Saturday, June 16, 2012

Whatever Greek Voters Decide, the Euro Looks Likely to Suffer

New York Times
June 16, 2012

It will be a late Sunday night for financial pros like Markus Krygier. In New York, London, Tokyo and beyond, nearly everyone is focused on one thing right now: Greece. To be precise, they are focused on a “Grexit” — the possibility of the country’s eventual exit from the euro. For many, the prospect has moved from “if” to “when.”

The Greek elections on Sunday will chart the immediate course, one way or another, and investors like Mr. Krygier, a money manager in London, will be standing by to size up the results. On this side of the Atlantic, BlackBerries and iPhones will be at the ready during Father’s Day barbecues.
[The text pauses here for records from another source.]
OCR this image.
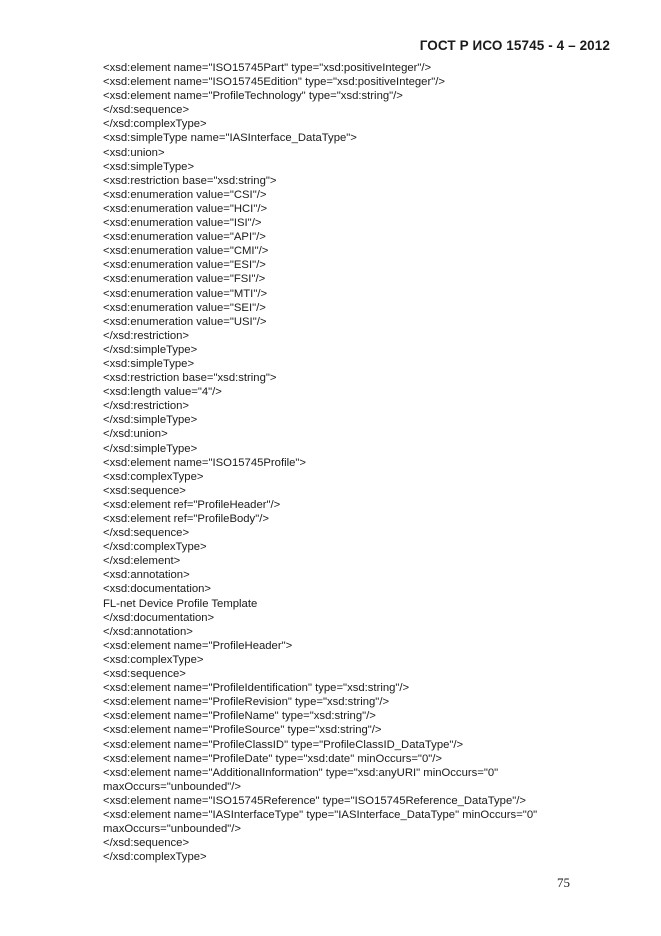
ГОСТ Р ИСО 15745 - 4 – 2012
<xsd:element name="ISO15745Part" type="xsd:positiveInteger"/>
<xsd:element name="ISO15745Edition" type="xsd:positiveInteger"/>
<xsd:element name="ProfileTechnology" type="xsd:string"/>
</xsd:sequence>
</xsd:complexType>
<xsd:simpleType name="IASInterface_DataType">
<xsd:union>
<xsd:simpleType>
<xsd:restriction base="xsd:string">
<xsd:enumeration value="CSI"/>
<xsd:enumeration value="HCI"/>
<xsd:enumeration value="ISI"/>
<xsd:enumeration value="API"/>
<xsd:enumeration value="CMI"/>
<xsd:enumeration value="ESI"/>
<xsd:enumeration value="FSI"/>
<xsd:enumeration value="MTI"/>
<xsd:enumeration value="SEI"/>
<xsd:enumeration value="USI"/>
</xsd:restriction>
</xsd:simpleType>
<xsd:simpleType>
<xsd:restriction base="xsd:string">
<xsd:length value="4"/>
</xsd:restriction>
</xsd:simpleType>
</xsd:union>
</xsd:simpleType>
<xsd:element name="ISO15745Profile">
<xsd:complexType>
<xsd:sequence>
<xsd:element ref="ProfileHeader"/>
<xsd:element ref="ProfileBody"/>
</xsd:sequence>
</xsd:complexType>
</xsd:element>
<xsd:annotation>
<xsd:documentation>
FL-net Device Profile Template
</xsd:documentation>
</xsd:annotation>
<xsd:element name="ProfileHeader">
<xsd:complexType>
<xsd:sequence>
<xsd:element name="ProfileIdentification" type="xsd:string"/>
<xsd:element name="ProfileRevision" type="xsd:string"/>
<xsd:element name="ProfileName" type="xsd:string"/>
<xsd:element name="ProfileSource" type="xsd:string"/>
<xsd:element name="ProfileClassID" type="ProfileClassID_DataType"/>
<xsd:element name="ProfileDate" type="xsd:date" minOccurs="0"/>
<xsd:element name="AdditionalInformation" type="xsd:anyURI" minOccurs="0"
maxOccurs="unbounded"/>
<xsd:element name="ISO15745Reference" type="ISO15745Reference_DataType"/>
<xsd:element name="IASInterfaceType" type="IASInterface_DataType" minOccurs="0"
maxOccurs="unbounded"/>
</xsd:sequence>
</xsd:complexType>
75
Who will prevail in Athens? Will it be Syriza, a coalition of leftist groups that has declared that it will annul the terms of Greece’s bailout? Or the center-right New Democracy, which says it will stick with austerity and keep Greece in the euro zone?

For the euro itself, it may not really matter much, at least in the medium term, says Mr. Krygier, who oversees $20 billion. He is betting that the euro, the currency of 17 nations from the Baltic to the Mediterranean, will eventually weaken, whatever the outcome on Sunday.